Timeline from Science News

From the July 20, 1929 issue

Click to view larger imageFALLING METEORS MIGHT WIPE OUT CITIES

Flashes of light in summer skies. "A shooting star," we say. A meteor, a dead fragment of a star, has burned itself out in our atmosphere.

But someday there may be the roar of a million express trains. A massive chunk of sky dust may project itself out of space and land in the middle of a great city. Thousands would perish, the effects of aerial bombs will fade into insignificance. More terrific than war would be the effect of a single large meteorite that smashed into civilization.

Such possibilities lie in the minds of enthusiastic amateur astronomers, who have taken as their pleasure the increase of knowledge about meteors. Without telescopes, with bare eyes and keen senses, they chart the meteoric flashes of the night.

More interesting to them than possible world disaster is the hint that meteors contain of the existence of other solar systems, other groups of planets surrounding the stars of the sky.

NEW X-RAY MENACE

X-ray therapy, one of the blessings of modern science, can, in exceptional cases, produce feeblemindedness and deformity in human beings. This possibility has been discovered through investigations by Dr. Douglas P. Murphy of the University of Pennsylvania. He emphasizes, however, that the danger is limited to treatment with X-rays, which does not include the taking of an ordinary X-ray picture.
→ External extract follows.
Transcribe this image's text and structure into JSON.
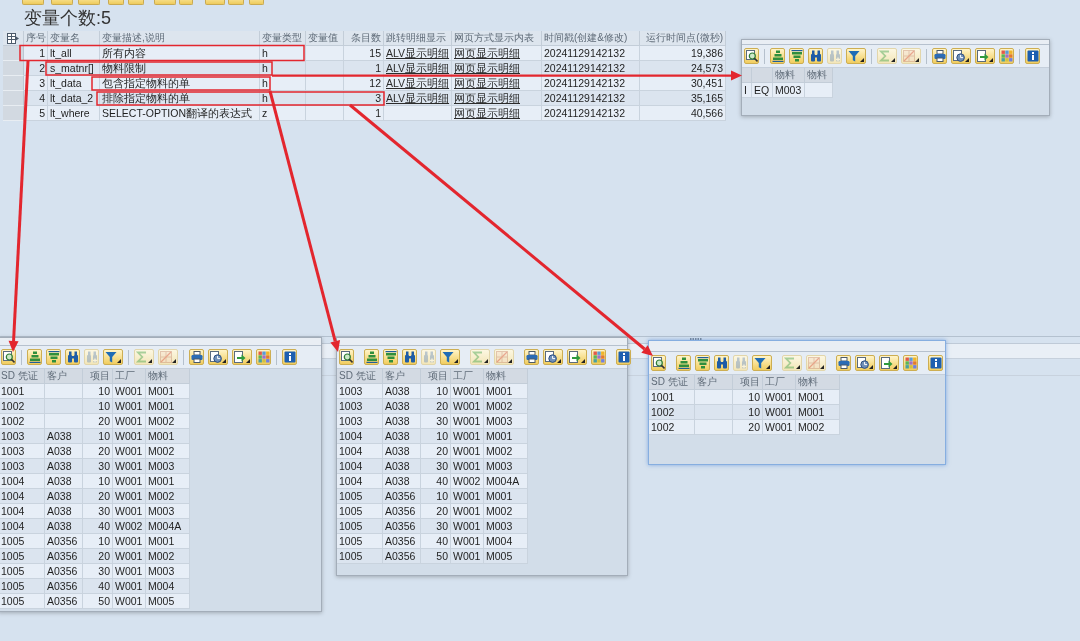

Mothers shortly before the birth of their children are sometimes treated with X-ray irradiation for malignant growths. If the growing child is subjected to the irradiation from the X-ray machine at the same time that the therapeutic measures are undertaken, it has been determined that there is about one out of three chances that it will be feebleminded. Malformations of the head and dwarfing of the limbs may occur under such conditions. Dr. Murphy has studied over a hundred instances of X-ray treatments under such conditions, and he found that serious results had followed in one-third of the cases.

There is no danger in an ordinary X-ray picture if it is taken of the mother before the birth of her child. Neither has Dr. Murphy been able to discover any injurious effects upon subsequent children from X-ray treatments that were given before pregnancy.